From the Journals

In PAH trials, clinical worsening risk rose with time

Key clinical point: A meta-analysis calls into question the need to perform pulmonary arterial hypertension (PAH) trials beyond 6 to 12 months of treatment in the future.

Major finding: The mean number needed to treat was stable at 52 weeks of follow-up and thereafter, while the mean relative risk of clinical worsening progressively increased from approximately 0.38 at week 16 to 0.68 at week 104.

Study details: A systematic review of 3,801 patients enrolled in 15 randomized clinical trials.

Disclosures: The authors reported disclosures related to Actelion Pharmaceuticals, Bayer, and GlaxoSmithKline, among other entities.

Source: Lajoie AC et al.

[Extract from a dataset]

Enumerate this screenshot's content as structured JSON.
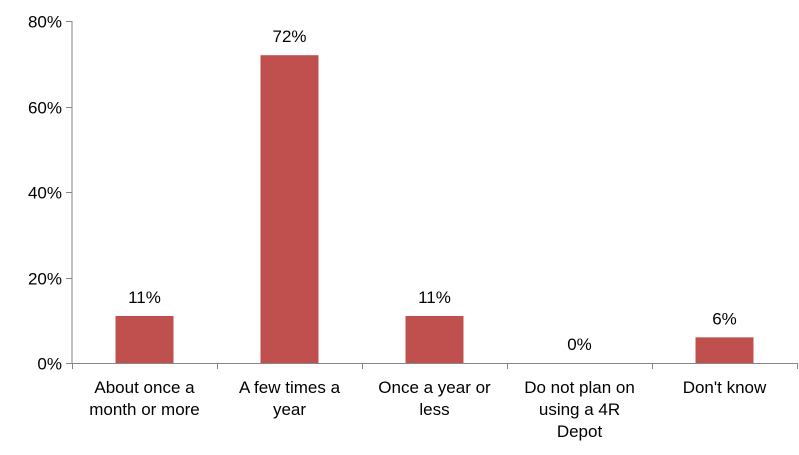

Chest. 2017 May;153(5):1142-52.


 

FROM CHEST®

Current clinical trials evaluating combination therapy for pulmonary artery hypertension (PAH) may be longer than what is needed to demonstrate treatment benefit, results of a recent meta-analysis suggest.

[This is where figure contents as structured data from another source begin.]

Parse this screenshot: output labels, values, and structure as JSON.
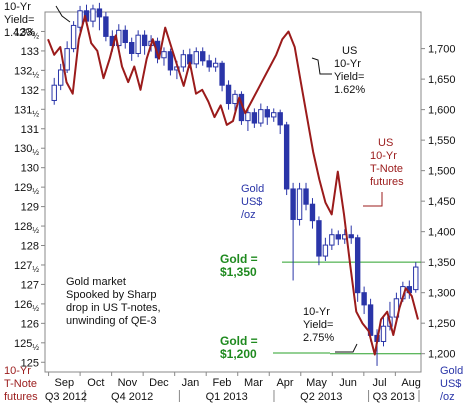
{
  "chart_data": {
    "type": "line",
    "annotation_texts": {
      "yield_start": [
        "10-Yr",
        "Yield=",
        "1.42%"
      ],
      "yield_peak": [
        "US",
        "10-Yr",
        "Yield=",
        "1.62%"
      ],
      "yield_end": [
        "10-Yr",
        "Yield=",
        "2.75%"
      ],
      "note_label": [
        "US",
        "10-Yr",
        "T-Note",
        "futures"
      ],
      "gold_label": [
        "Gold",
        "US$",
        "/oz"
      ],
      "gold_1350": [
        "Gold =",
        "$1,350"
      ],
      "gold_1200": [
        "Gold =",
        "$1,200"
      ],
      "commentary": [
        "Gold market",
        "Spooked by Sharp",
        "drop in US T-notes,",
        "unwinding of QE-3"
      ],
      "left_axis_corner": [
        "10-Yr",
        "T-Note",
        "futures"
      ],
      "right_axis_corner": [
        "Gold",
        "US$",
        "/oz"
      ]
    },
    "left_axis": {
      "range": [
        124.75,
        134.0
      ],
      "ticks": [
        {
          "v": 125,
          "l": "125"
        },
        {
          "v": 125.5,
          "l": "125½"
        },
        {
          "v": 126,
          "l": "126"
        },
        {
          "v": 126.5,
          "l": "126½"
        },
        {
          "v": 127,
          "l": "127"
        },
        {
          "v": 127.5,
          "l": "127½"
        },
        {
          "v": 128,
          "l": "128"
        },
        {
          "v": 128.5,
          "l": "128½"
        },
        {
          "v": 129,
          "l": "129"
        },
        {
          "v": 129.5,
          "l": "129½"
        },
        {
          "v": 130,
          "l": "130"
        },
        {
          "v": 130.5,
          "l": "130½"
        },
        {
          "v": 131,
          "l": "131"
        },
        {
          "v": 131.5,
          "l": "131½"
        },
        {
          "v": 132,
          "l": "132"
        },
        {
          "v": 132.5,
          "l": "132½"
        },
        {
          "v": 133,
          "l": "133"
        },
        {
          "v": 133.5,
          "l": "133½"
        }
      ]
    },
    "right_axis": {
      "range": [
        1170,
        1760
      ],
      "ticks": [
        1200,
        1250,
        1300,
        1350,
        1400,
        1450,
        1500,
        1550,
        1600,
        1650,
        1700
      ],
      "tick_labels": [
        "1,200",
        "1,250",
        "1,300",
        "1,350",
        "1,400",
        "1,450",
        "1,500",
        "1,550",
        "1,600",
        "1,650",
        "1,700"
      ]
    },
    "months": [
      "Sep",
      "Oct",
      "Nov",
      "Dec",
      "Jan",
      "Feb",
      "Mar",
      "Apr",
      "May",
      "Jun",
      "Jul",
      "Aug"
    ],
    "quarters": [
      "Q3 2012",
      "Q4 2012",
      "Q1 2013",
      "Q2 2013",
      "Q3 2013"
    ],
    "reference_lines": [
      {
        "name": "gold-1350-line",
        "value": 1350
      },
      {
        "name": "gold-1200-line",
        "value": 1200
      }
    ],
    "series": [
      {
        "color": "#9b1b1b",
        "axis": "left",
        "values": [
          133.3,
          132.9,
          133.1,
          132.2,
          131.9,
          133.3,
          133.9,
          133.2,
          133.0,
          132.3,
          132.8,
          133.4,
          132.6,
          132.2,
          132.6,
          132.0,
          132.8,
          133.3,
          132.8,
          133.6,
          133.1,
          132.6,
          132.1,
          132.7,
          131.9,
          132.0,
          131.7,
          131.3,
          131.6,
          131.1,
          131.2,
          131.8,
          131.4,
          131.7,
          132.0,
          132.3,
          132.6,
          132.9,
          133.3,
          133.5,
          133.1,
          132.2,
          131.3,
          130.4,
          129.7,
          129.1,
          128.8,
          129.9,
          128.8,
          127.5,
          126.3,
          126.0,
          125.8,
          125.2,
          126.1,
          126.3,
          125.7,
          126.4,
          126.9,
          126.7,
          126.1
        ]
      },
      {
        "color": "#2a35a8",
        "axis": "right",
        "candles": [
          {
            "o": 1615,
            "c": 1640,
            "h": 1652,
            "l": 1608
          },
          {
            "o": 1640,
            "c": 1665,
            "h": 1675,
            "l": 1632
          },
          {
            "o": 1665,
            "c": 1700,
            "h": 1712,
            "l": 1660
          },
          {
            "o": 1700,
            "c": 1738,
            "h": 1745,
            "l": 1694
          },
          {
            "o": 1735,
            "c": 1762,
            "h": 1770,
            "l": 1728
          },
          {
            "o": 1762,
            "c": 1745,
            "h": 1772,
            "l": 1738
          },
          {
            "o": 1745,
            "c": 1765,
            "h": 1772,
            "l": 1735
          },
          {
            "o": 1765,
            "c": 1752,
            "h": 1775,
            "l": 1730
          },
          {
            "o": 1752,
            "c": 1720,
            "h": 1760,
            "l": 1712
          },
          {
            "o": 1720,
            "c": 1705,
            "h": 1730,
            "l": 1695
          },
          {
            "o": 1705,
            "c": 1730,
            "h": 1740,
            "l": 1698
          },
          {
            "o": 1730,
            "c": 1710,
            "h": 1738,
            "l": 1700
          },
          {
            "o": 1710,
            "c": 1692,
            "h": 1718,
            "l": 1680
          },
          {
            "o": 1692,
            "c": 1722,
            "h": 1730,
            "l": 1686
          },
          {
            "o": 1722,
            "c": 1705,
            "h": 1730,
            "l": 1690
          },
          {
            "o": 1705,
            "c": 1712,
            "h": 1722,
            "l": 1695
          },
          {
            "o": 1712,
            "c": 1685,
            "h": 1718,
            "l": 1676
          },
          {
            "o": 1685,
            "c": 1695,
            "h": 1702,
            "l": 1672
          },
          {
            "o": 1695,
            "c": 1665,
            "h": 1700,
            "l": 1656
          },
          {
            "o": 1665,
            "c": 1670,
            "h": 1680,
            "l": 1650
          },
          {
            "o": 1670,
            "c": 1690,
            "h": 1698,
            "l": 1662
          },
          {
            "o": 1690,
            "c": 1675,
            "h": 1700,
            "l": 1668
          },
          {
            "o": 1675,
            "c": 1695,
            "h": 1702,
            "l": 1668
          },
          {
            "o": 1695,
            "c": 1680,
            "h": 1702,
            "l": 1672
          },
          {
            "o": 1680,
            "c": 1670,
            "h": 1690,
            "l": 1662
          },
          {
            "o": 1670,
            "c": 1676,
            "h": 1685,
            "l": 1662
          },
          {
            "o": 1676,
            "c": 1640,
            "h": 1680,
            "l": 1630
          },
          {
            "o": 1640,
            "c": 1610,
            "h": 1648,
            "l": 1600
          },
          {
            "o": 1610,
            "c": 1625,
            "h": 1632,
            "l": 1598
          },
          {
            "o": 1625,
            "c": 1582,
            "h": 1630,
            "l": 1575
          },
          {
            "o": 1582,
            "c": 1595,
            "h": 1602,
            "l": 1565
          },
          {
            "o": 1595,
            "c": 1578,
            "h": 1602,
            "l": 1570
          },
          {
            "o": 1578,
            "c": 1600,
            "h": 1610,
            "l": 1572
          },
          {
            "o": 1600,
            "c": 1588,
            "h": 1606,
            "l": 1575
          },
          {
            "o": 1588,
            "c": 1595,
            "h": 1602,
            "l": 1580
          },
          {
            "o": 1595,
            "c": 1575,
            "h": 1600,
            "l": 1560
          },
          {
            "o": 1575,
            "c": 1470,
            "h": 1580,
            "l": 1460
          },
          {
            "o": 1470,
            "c": 1420,
            "h": 1480,
            "l": 1320
          },
          {
            "o": 1420,
            "c": 1470,
            "h": 1480,
            "l": 1410
          },
          {
            "o": 1470,
            "c": 1445,
            "h": 1480,
            "l": 1435
          },
          {
            "o": 1445,
            "c": 1418,
            "h": 1455,
            "l": 1405
          },
          {
            "o": 1418,
            "c": 1360,
            "h": 1425,
            "l": 1345
          },
          {
            "o": 1360,
            "c": 1378,
            "h": 1390,
            "l": 1352
          },
          {
            "o": 1378,
            "c": 1395,
            "h": 1405,
            "l": 1370
          },
          {
            "o": 1395,
            "c": 1388,
            "h": 1402,
            "l": 1378
          },
          {
            "o": 1388,
            "c": 1395,
            "h": 1404,
            "l": 1380
          },
          {
            "o": 1395,
            "c": 1390,
            "h": 1410,
            "l": 1380
          },
          {
            "o": 1390,
            "c": 1300,
            "h": 1395,
            "l": 1285
          },
          {
            "o": 1300,
            "c": 1280,
            "h": 1310,
            "l": 1265
          },
          {
            "o": 1280,
            "c": 1230,
            "h": 1290,
            "l": 1220
          },
          {
            "o": 1230,
            "c": 1220,
            "h": 1240,
            "l": 1180
          },
          {
            "o": 1220,
            "c": 1245,
            "h": 1262,
            "l": 1212
          },
          {
            "o": 1245,
            "c": 1260,
            "h": 1285,
            "l": 1238
          },
          {
            "o": 1260,
            "c": 1290,
            "h": 1300,
            "l": 1255
          },
          {
            "o": 1290,
            "c": 1310,
            "h": 1318,
            "l": 1285
          },
          {
            "o": 1310,
            "c": 1300,
            "h": 1320,
            "l": 1290
          },
          {
            "o": 1305,
            "c": 1342,
            "h": 1350,
            "l": 1300
          }
        ]
      }
    ]
  }
}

In PAH trials of combination therapy, the absolute risk reduction of clinical worsening beyond 6-12 months was relatively constant, according to results of the study published in the May issue of the journal Chest®.

A man with chest pain. Rawpixel/iStock/Getty Images
That finding “questions the requirement for longer-term event-driven trials beyond that duration in an orphan disease such as PAH,” wrote investigator Annie C. Lajoie, MD, of the Pulmonary Hypertension Research Group, Quebec City, and her coauthors.

The meta-analysis by Dr. Lajoie and her colleagues included 3,801 patients enrolled in one of 15 previously published randomized clinical trials. Of those trials, four were long-term, event driven studies, with a mean duration of 87 weeks, while the remainder were shorter studies with a mean duration of 15 weeks.

For the long-term, event-driven trials, the mean number needed to treat (NNT) was 17.4 at week 16, gradually decreasing to 8.8 at 52 weeks of follow-up, remaining stable after that, according to investigators.

Consistent with that finding, the mean relative risk of clinical worsening was 0.38 at 16 weeks, and similarly, 0.41 at 26 weeks, investigators reported. After that, the relative risk progressively increased to 0.54 at 52 weeks and 0.68 at 104 weeks.

Looking at all trials combined, Dr. Lajoie and her colleagues observed that longer trial duration had a positive correlation with relative risk of clinical worsening (P = .0002).